We'll add a `report_to="wandb"` flag here to get the benefits of [W&B HuggingFace integration](https://docs.wandb.ai/guides/integrations/huggingface). 

In [None]:
output_dir = "./output/"
training_args = TrainingArguments(
    num_train_epochs=num_train_epochs,
    output_dir=output_dir,
    per_device_train_batch_size=batch_size,
    per_device_eval_batch_size=batch_size,
    fp16=True,
    learning_rate=2e-4,
    lr_scheduler_type="cosine",
    warmup_ratio=0.1,
    gradient_accumulation_steps=gradient_accumulation_steps,
    gradient_checkpointing=True,
    gradient_checkpointing_kwargs=dict(use_reentrant=False),
    evaluation_strategy="epoch",
    logging_strategy="steps",
    logging_steps=1,
    save_strategy="epoch",
    report_to="wandb",
)

In [None]:
from utils import LLMSampleCB

trainer = SFTTrainer(
    model=model_id,
    model_init_kwargs=model_kwargs,
    train_dataset=train_dataset,
    eval_dataset=eval_dataset,
    packing=True,
    max_seq_length=1024,
    args=training_args,
    formatting_func=create_prompt,
    peft_config=peft_config,
)

In [None]:
# remove answers
def create_prompt_no_anwer(row):
    row["output"] = ""
    return {"text": create_prompt(row)}

test_dataset = eval_dataset.map(create_prompt_no_anwer)
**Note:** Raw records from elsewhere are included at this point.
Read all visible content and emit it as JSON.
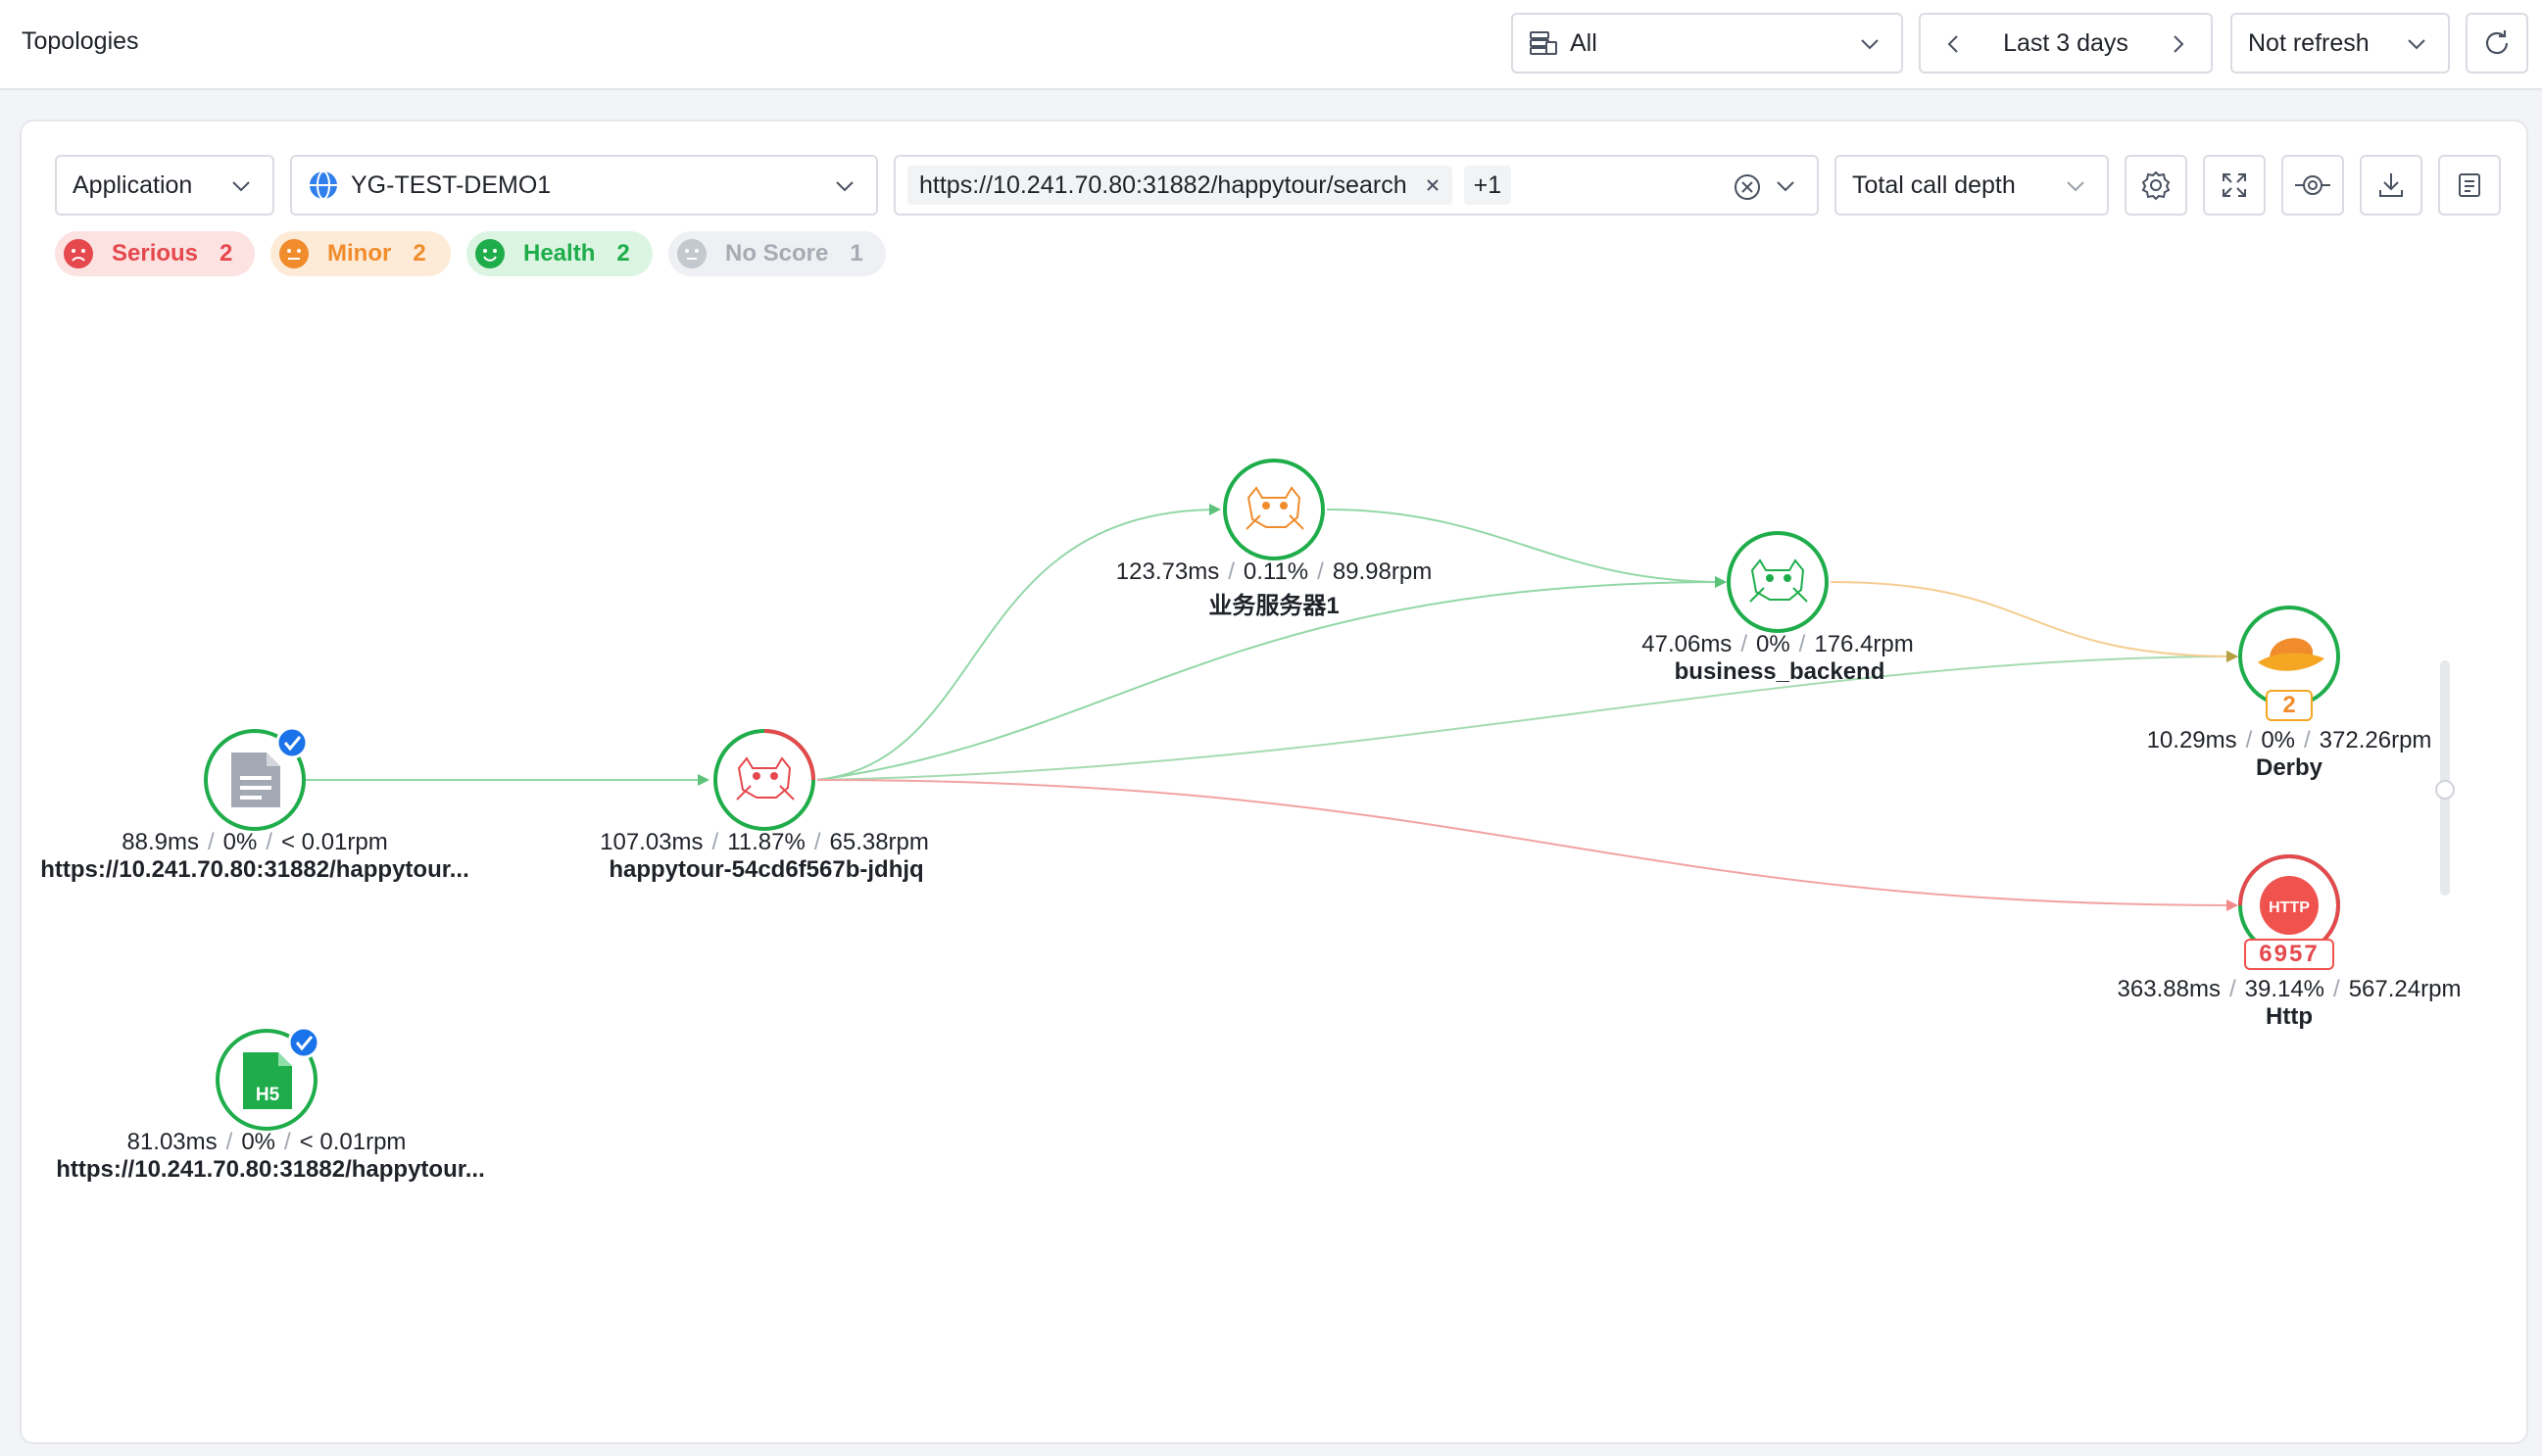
{
  "header": {
    "title": "Topologies",
    "scope_select": {
      "value": "All",
      "icon": "database-list-icon"
    },
    "time_range": {
      "value": "Last 3 days"
    },
    "refresh_select": {
      "value": "Not refresh"
    },
    "reload_icon": "reload-icon"
  },
  "toolbar": {
    "type_select": {
      "value": "Application"
    },
    "app_select": {
      "value": "YG-TEST-DEMO1",
      "icon": "globe-icon"
    },
    "url_select": {
      "tag": "https://10.241.70.80:31882/happytour/search",
      "more": "+1"
    },
    "depth_select": {
      "value": "Total call depth"
    },
    "icon_buttons": [
      "settings-icon",
      "fullscreen-icon",
      "focus-icon",
      "download-icon",
      "list-icon"
    ]
  },
  "filters": [
    {
      "label": "Serious",
      "count": "2",
      "color": "#e5484d"
    },
    {
      "label": "Minor",
      "count": "2",
      "color": "#f08c2b"
    },
    {
      "label": "Health",
      "count": "2",
      "color": "#1fad4b"
    },
    {
      "label": "No Score",
      "count": "1",
      "color": "#a6abb4"
    }
  ],
  "nodes": {
    "url_entry": {
      "latency": "88.9ms",
      "error": "0%",
      "rate": "< 0.01rpm",
      "name": "https://10.241.70.80:31882/happytour...",
      "icon": "document-icon"
    },
    "h5_entry": {
      "latency": "81.03ms",
      "error": "0%",
      "rate": "< 0.01rpm",
      "name": "https://10.241.70.80:31882/happytour...",
      "icon": "h5-icon",
      "icon_text": "H5"
    },
    "happytour": {
      "latency": "107.03ms",
      "error": "11.87%",
      "rate": "65.38rpm",
      "name": "happytour-54cd6f567b-jdhjq",
      "icon": "tomcat-icon"
    },
    "service1": {
      "latency": "123.73ms",
      "error": "0.11%",
      "rate": "89.98rpm",
      "name": "业务服务器1",
      "icon": "tomcat-icon"
    },
    "backend": {
      "latency": "47.06ms",
      "error": "0%",
      "rate": "176.4rpm",
      "name": "business_backend",
      "icon": "tomcat-icon"
    },
    "derby": {
      "latency": "10.29ms",
      "error": "0%",
      "rate": "372.26rpm",
      "name": "Derby",
      "icon": "derby-hat-icon",
      "badge": "2"
    },
    "http": {
      "latency": "363.88ms",
      "error": "39.14%",
      "rate": "567.24rpm",
      "name": "Http",
      "icon": "http-icon",
      "icon_text": "HTTP",
      "badge": "6957"
    }
  },
  "colors": {
    "healthy": "#1fad4b",
    "serious": "#e5484d",
    "minor": "#f5a623",
    "edge_green": "#92d7a6",
    "edge_red": "#f2a3a3",
    "edge_orange": "#f5cd92"
  }
}
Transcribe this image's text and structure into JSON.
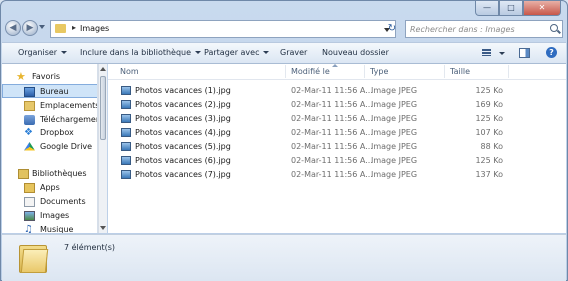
{
  "address": {
    "crumb": "Images"
  },
  "search": {
    "placeholder": "Rechercher dans : Images"
  },
  "toolbar": {
    "organize": "Organiser",
    "include": "Inclure dans la bibliothèque",
    "share": "Partager avec",
    "burn": "Graver",
    "new_folder": "Nouveau dossier"
  },
  "nav": {
    "favorites": "Favoris",
    "items": [
      {
        "label": "Bureau",
        "icon": "desktop-icon"
      },
      {
        "label": "Emplacements re",
        "icon": "recent-places-icon"
      },
      {
        "label": "Téléchargement",
        "icon": "downloads-icon"
      },
      {
        "label": "Dropbox",
        "icon": "dropbox-icon"
      },
      {
        "label": "Google Drive",
        "icon": "google-drive-icon"
      }
    ],
    "libraries": "Bibliothèques",
    "lib_items": [
      {
        "label": "Apps",
        "icon": "folder-icon"
      },
      {
        "label": "Documents",
        "icon": "documents-icon"
      },
      {
        "label": "Images",
        "icon": "pictures-icon"
      },
      {
        "label": "Musique",
        "icon": "music-icon"
      }
    ]
  },
  "columns": {
    "name": "Nom",
    "modified": "Modifié le",
    "type": "Type",
    "size": "Taille"
  },
  "files": [
    {
      "name": "Photos vacances (1).jpg",
      "date": "02-Mar-11 11:56 A...",
      "type": "Image JPEG",
      "size": "125 Ko"
    },
    {
      "name": "Photos vacances (2).jpg",
      "date": "02-Mar-11 11:56 A...",
      "type": "Image JPEG",
      "size": "169 Ko"
    },
    {
      "name": "Photos vacances (3).jpg",
      "date": "02-Mar-11 11:56 A...",
      "type": "Image JPEG",
      "size": "125 Ko"
    },
    {
      "name": "Photos vacances (4).jpg",
      "date": "02-Mar-11 11:56 A...",
      "type": "Image JPEG",
      "size": "107 Ko"
    },
    {
      "name": "Photos vacances (5).jpg",
      "date": "02-Mar-11 11:56 A...",
      "type": "Image JPEG",
      "size": "88 Ko"
    },
    {
      "name": "Photos vacances (6).jpg",
      "date": "02-Mar-11 11:56 A...",
      "type": "Image JPEG",
      "size": "125 Ko"
    },
    {
      "name": "Photos vacances (7).jpg",
      "date": "02-Mar-11 11:56 A...",
      "type": "Image JPEG",
      "size": "137 Ko"
    }
  ],
  "status": {
    "count": "7 élément(s)"
  }
}
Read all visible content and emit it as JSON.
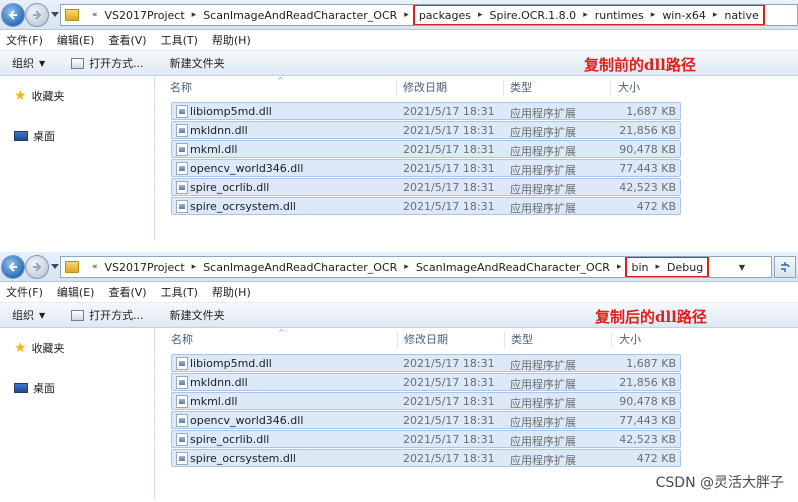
{
  "top": {
    "breadcrumbs": [
      "VS2017Project",
      "ScanImageAndReadCharacter_OCR"
    ],
    "highlighted_crumbs": [
      "packages",
      "Spire.OCR.1.8.0",
      "runtimes",
      "win-x64",
      "native"
    ],
    "menu": [
      "文件(F)",
      "编辑(E)",
      "查看(V)",
      "工具(T)",
      "帮助(H)"
    ],
    "toolbar": {
      "organize": "组织",
      "open_with": "打开方式...",
      "new_folder": "新建文件夹"
    },
    "annotation": "复制前的dll路径",
    "favorites": "收藏夹",
    "desktop": "桌面",
    "columns": {
      "name": "名称",
      "date": "修改日期",
      "type": "类型",
      "size": "大小"
    },
    "files": [
      {
        "name": "libiomp5md.dll",
        "date": "2021/5/17 18:31",
        "type": "应用程序扩展",
        "size": "1,687 KB"
      },
      {
        "name": "mkldnn.dll",
        "date": "2021/5/17 18:31",
        "type": "应用程序扩展",
        "size": "21,856 KB"
      },
      {
        "name": "mkml.dll",
        "date": "2021/5/17 18:31",
        "type": "应用程序扩展",
        "size": "90,478 KB"
      },
      {
        "name": "opencv_world346.dll",
        "date": "2021/5/17 18:31",
        "type": "应用程序扩展",
        "size": "77,443 KB"
      },
      {
        "name": "spire_ocrlib.dll",
        "date": "2021/5/17 18:31",
        "type": "应用程序扩展",
        "size": "42,523 KB"
      },
      {
        "name": "spire_ocrsystem.dll",
        "date": "2021/5/17 18:31",
        "type": "应用程序扩展",
        "size": "472 KB"
      }
    ]
  },
  "bottom": {
    "breadcrumbs": [
      "VS2017Project",
      "ScanImageAndReadCharacter_OCR",
      "ScanImageAndReadCharacter_OCR"
    ],
    "highlighted_crumbs": [
      "bin",
      "Debug"
    ],
    "menu": [
      "文件(F)",
      "编辑(E)",
      "查看(V)",
      "工具(T)",
      "帮助(H)"
    ],
    "toolbar": {
      "organize": "组织",
      "open_with": "打开方式...",
      "new_folder": "新建文件夹"
    },
    "annotation": "复制后的dll路径",
    "favorites": "收藏夹",
    "desktop": "桌面",
    "columns": {
      "name": "名称",
      "date": "修改日期",
      "type": "类型",
      "size": "大小"
    },
    "files": [
      {
        "name": "libiomp5md.dll",
        "date": "2021/5/17 18:31",
        "type": "应用程序扩展",
        "size": "1,687 KB"
      },
      {
        "name": "mkldnn.dll",
        "date": "2021/5/17 18:31",
        "type": "应用程序扩展",
        "size": "21,856 KB"
      },
      {
        "name": "mkml.dll",
        "date": "2021/5/17 18:31",
        "type": "应用程序扩展",
        "size": "90,478 KB"
      },
      {
        "name": "opencv_world346.dll",
        "date": "2021/5/17 18:31",
        "type": "应用程序扩展",
        "size": "77,443 KB"
      },
      {
        "name": "spire_ocrlib.dll",
        "date": "2021/5/17 18:31",
        "type": "应用程序扩展",
        "size": "42,523 KB"
      },
      {
        "name": "spire_ocrsystem.dll",
        "date": "2021/5/17 18:31",
        "type": "应用程序扩展",
        "size": "472 KB"
      }
    ]
  },
  "watermark": "CSDN @灵活大胖子",
  "colors": {
    "highlight_border": "#e0201b",
    "annotation": "#e0201b",
    "selection_fill": "#dce9f9",
    "selection_border": "#a9c6ea"
  }
}
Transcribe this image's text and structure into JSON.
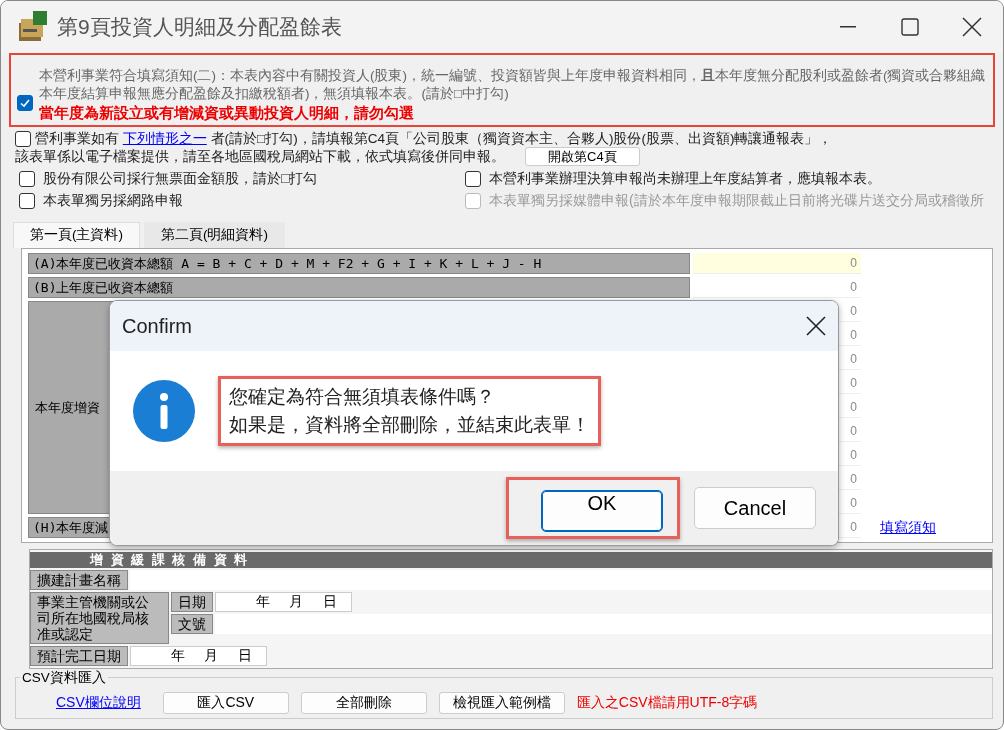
{
  "window": {
    "title": "第9頁投資人明細及分配盈餘表"
  },
  "notice": {
    "checked": true,
    "text": "本營利事業符合填寫須知(二)：本表內容中有關投資人(股東)，統一編號、投資額皆與上年度申報資料相同，**且**本年度無分配股利或盈餘者(獨資或合夥組織本年度結算申報無應分配盈餘及扣繳稅額者)，無須填報本表。(請於□中打勾)",
    "warning": "當年度為新設立或有增減資或異動投資人明細，請勿勾選"
  },
  "c4_notice": {
    "checked": false,
    "text_before": "營利事業如有",
    "link": "下列情形之一",
    "text_after": "者(請於□打勾)，請填報第C4頁「公司股東（獨資資本主、合夥人)股份(股票、出資額)轉讓通報表」，",
    "line2": "該表單係以電子檔案提供，請至各地區國稅局網站下載，依式填寫後併同申報。",
    "button": "開啟第C4頁"
  },
  "checkboxes": [
    {
      "label": "股份有限公司採行無票面金額股，請於□打勾",
      "checked": false,
      "disabled": false
    },
    {
      "label": "本營利事業辦理決算申報尚未辦理上年度結算者，應填報本表。",
      "checked": false,
      "disabled": false
    },
    {
      "label": "本表單獨另採網路申報",
      "checked": false,
      "disabled": false
    },
    {
      "label": "本表單獨另採媒體申報(請於本年度申報期限截止日前將光碟片送交分局或稽徵所",
      "checked": false,
      "disabled": true
    }
  ],
  "tabs": [
    {
      "label": "第一頁(主資料)",
      "selected": true
    },
    {
      "label": "第二頁(明細資料)",
      "selected": false
    }
  ],
  "table": {
    "rows": [
      {
        "kind": "single",
        "label": "(A)本年度已收資本總額 A = B + C + D + M + F2 +  G + I + K + L + J - H",
        "value": "0",
        "highlighted": true
      },
      {
        "kind": "single",
        "label": "(B)上年度已收資本總額",
        "value": "0",
        "highlighted": false
      },
      {
        "kind": "group",
        "label": "本年度增資",
        "values": [
          "0",
          "0",
          "0",
          "0",
          "0",
          "0",
          "0",
          "0",
          "0"
        ]
      },
      {
        "kind": "single",
        "label": "(H)本年度減",
        "value": "0",
        "highlighted": false
      }
    ],
    "link": "填寫須知"
  },
  "deferral": {
    "header": "增 資 緩 課 核 備 資 料",
    "plan_label": "擴建計畫名稱",
    "authority_label": "事業主管機關或公司所在地國稅局核准或認定",
    "date_label": "日期",
    "doc_label": "文號",
    "date_parts": [
      "年",
      "月",
      "日"
    ],
    "completion_label": "預計完工日期",
    "completion_parts": [
      "年",
      "月",
      "日"
    ]
  },
  "csv": {
    "legend": "CSV資料匯入",
    "link": "CSV欄位說明",
    "buttons": [
      "匯入CSV",
      "全部刪除",
      "檢視匯入範例檔"
    ],
    "note": "匯入之CSV檔請用UTF-8字碼"
  },
  "dialog": {
    "title": "Confirm",
    "message": [
      "您確定為符合無須填表條件嗎？",
      "如果是，資料將全部刪除，並結束此表單！"
    ],
    "buttons": [
      {
        "label": "OK",
        "default": true
      },
      {
        "label": "Cancel",
        "default": false
      }
    ]
  }
}
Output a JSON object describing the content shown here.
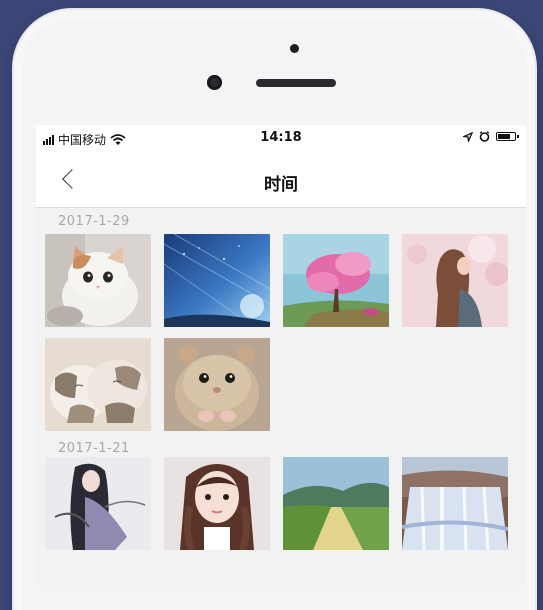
{
  "status_bar": {
    "carrier": "中国移动",
    "time": "14:18"
  },
  "nav": {
    "title": "时间"
  },
  "groups": [
    {
      "date": "2017-1-29",
      "photos": [
        "cat",
        "starry-sky",
        "pink-tree",
        "girl-blossom",
        "sleeping-kittens",
        "hamster"
      ]
    },
    {
      "date": "2017-1-21",
      "photos": [
        "ink-warrior",
        "braided-girl",
        "green-road",
        "waterfall"
      ]
    }
  ],
  "colors": {
    "background": "#3b4778",
    "screen": "#f2f2f2",
    "date_text": "#a8a8a8"
  }
}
We will add a custom W&B callback to the trainer so that we can sample and log model generations in W&B dashboard. Review [W&B HuggingFace documentation](https://docs.wandb.ai/guides/integrations/huggingface) for the most up-to-date best practices. 

In [None]:
wandb_callback = LLMSampleCB(trainer, test_dataset, num_samples=10, max_new_tokens=256)

In [None]:
trainer.add_callback(wandb_callback)

It's time to train!

In [None]:
trainer.train()
wandb.finish()

Check out the sample generations in your W&B workspace. We've trained on a very small sample of dataset, so likely they won't be good. Try to improve this result! Train on a larger dataset, experiment with different hyperparameters and settings. Then share a W&B report with your results. Good luck!